Study: Towns often don't cash in on retail cha-ching(Emphasis added.)
With interest growing in Steelyard Commons, a sprawling shopping center planned for the former site of a steel mill in the Flats, it's worth listening to a voice that questions the financial soundness of retail development.
The Mid-Ohio Regional Planning Commission -the central Ohio equivalent of the Northeast Ohio Areawide Coordinating Agency - is circulating a new report it commissioned titled, "Understanding the Fiscal Impacts of Land Use in Ohio." The report analyzes the local financial implications of economic development based on a survey of outcomes around central Ohio.

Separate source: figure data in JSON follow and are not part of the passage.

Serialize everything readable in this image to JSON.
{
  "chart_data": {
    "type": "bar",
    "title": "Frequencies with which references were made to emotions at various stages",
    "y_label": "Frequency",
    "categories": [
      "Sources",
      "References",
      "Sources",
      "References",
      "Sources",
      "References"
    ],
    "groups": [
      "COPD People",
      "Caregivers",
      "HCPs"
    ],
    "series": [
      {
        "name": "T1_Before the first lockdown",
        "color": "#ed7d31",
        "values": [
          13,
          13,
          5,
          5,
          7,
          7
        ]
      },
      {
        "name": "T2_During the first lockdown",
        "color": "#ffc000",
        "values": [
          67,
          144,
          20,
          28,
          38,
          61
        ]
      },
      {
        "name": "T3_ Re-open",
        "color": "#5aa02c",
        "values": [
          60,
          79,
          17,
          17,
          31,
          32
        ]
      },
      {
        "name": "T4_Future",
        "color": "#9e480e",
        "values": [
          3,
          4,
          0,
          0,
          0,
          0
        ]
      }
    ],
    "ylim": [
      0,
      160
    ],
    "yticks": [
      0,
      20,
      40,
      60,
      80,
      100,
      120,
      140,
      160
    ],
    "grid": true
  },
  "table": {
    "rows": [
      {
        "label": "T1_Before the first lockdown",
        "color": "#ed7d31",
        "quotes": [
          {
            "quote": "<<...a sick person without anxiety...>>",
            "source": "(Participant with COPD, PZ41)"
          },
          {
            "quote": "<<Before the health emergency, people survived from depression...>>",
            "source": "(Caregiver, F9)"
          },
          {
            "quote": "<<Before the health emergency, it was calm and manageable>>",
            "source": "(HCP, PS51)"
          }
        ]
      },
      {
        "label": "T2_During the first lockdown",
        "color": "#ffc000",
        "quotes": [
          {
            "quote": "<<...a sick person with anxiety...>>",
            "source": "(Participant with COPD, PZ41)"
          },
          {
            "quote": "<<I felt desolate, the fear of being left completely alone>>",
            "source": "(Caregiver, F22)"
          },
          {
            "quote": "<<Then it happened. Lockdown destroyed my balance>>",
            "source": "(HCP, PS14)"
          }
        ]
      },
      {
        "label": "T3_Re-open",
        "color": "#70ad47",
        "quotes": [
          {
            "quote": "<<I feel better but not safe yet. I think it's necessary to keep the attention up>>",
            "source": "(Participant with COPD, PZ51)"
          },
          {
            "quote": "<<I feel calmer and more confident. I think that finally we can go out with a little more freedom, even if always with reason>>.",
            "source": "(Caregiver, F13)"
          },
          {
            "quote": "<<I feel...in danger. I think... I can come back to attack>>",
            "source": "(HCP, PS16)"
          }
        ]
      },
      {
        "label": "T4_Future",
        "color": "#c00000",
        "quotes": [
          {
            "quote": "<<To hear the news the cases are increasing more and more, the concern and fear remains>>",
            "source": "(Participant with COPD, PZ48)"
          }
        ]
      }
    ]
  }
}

The study. prepared by Randall Gross Development Economics, a Washington, D.C., consultant, finds office buildings and industrial parks, filled with well-paid workers who pay local income taxes, are a net benefit to cities. Not surprisingly, residential development, which creates a need for more schools, generally has a negative impact.
However, retail development, despite its singing cash registers, is, at best, a wash but usually a slight drain on city coffers, the study contends.
When all the costs and benefits are tallied, the study found office development provides a net positive fiscal benefit to the community of $1.34 per square foot of space, and new industry adds 62 cents a square foot.
Shopping centers and other retail development, however, generate a net loss of 44 cents per square foot of new development, largely because of added costs related to the traffic they generate.
Only when retailing is part of a mixed-use development and public transit can mitigate the crush of cars does it become financially positive, the report said.
The Steelyard Commons site, of course, is far from any residential development, far from existing transit lines, and hemmed in by industrial and highway uses with no place to grow or diversify. Its locational "virtue" is being next to the Jennings Freeway and close to I-71.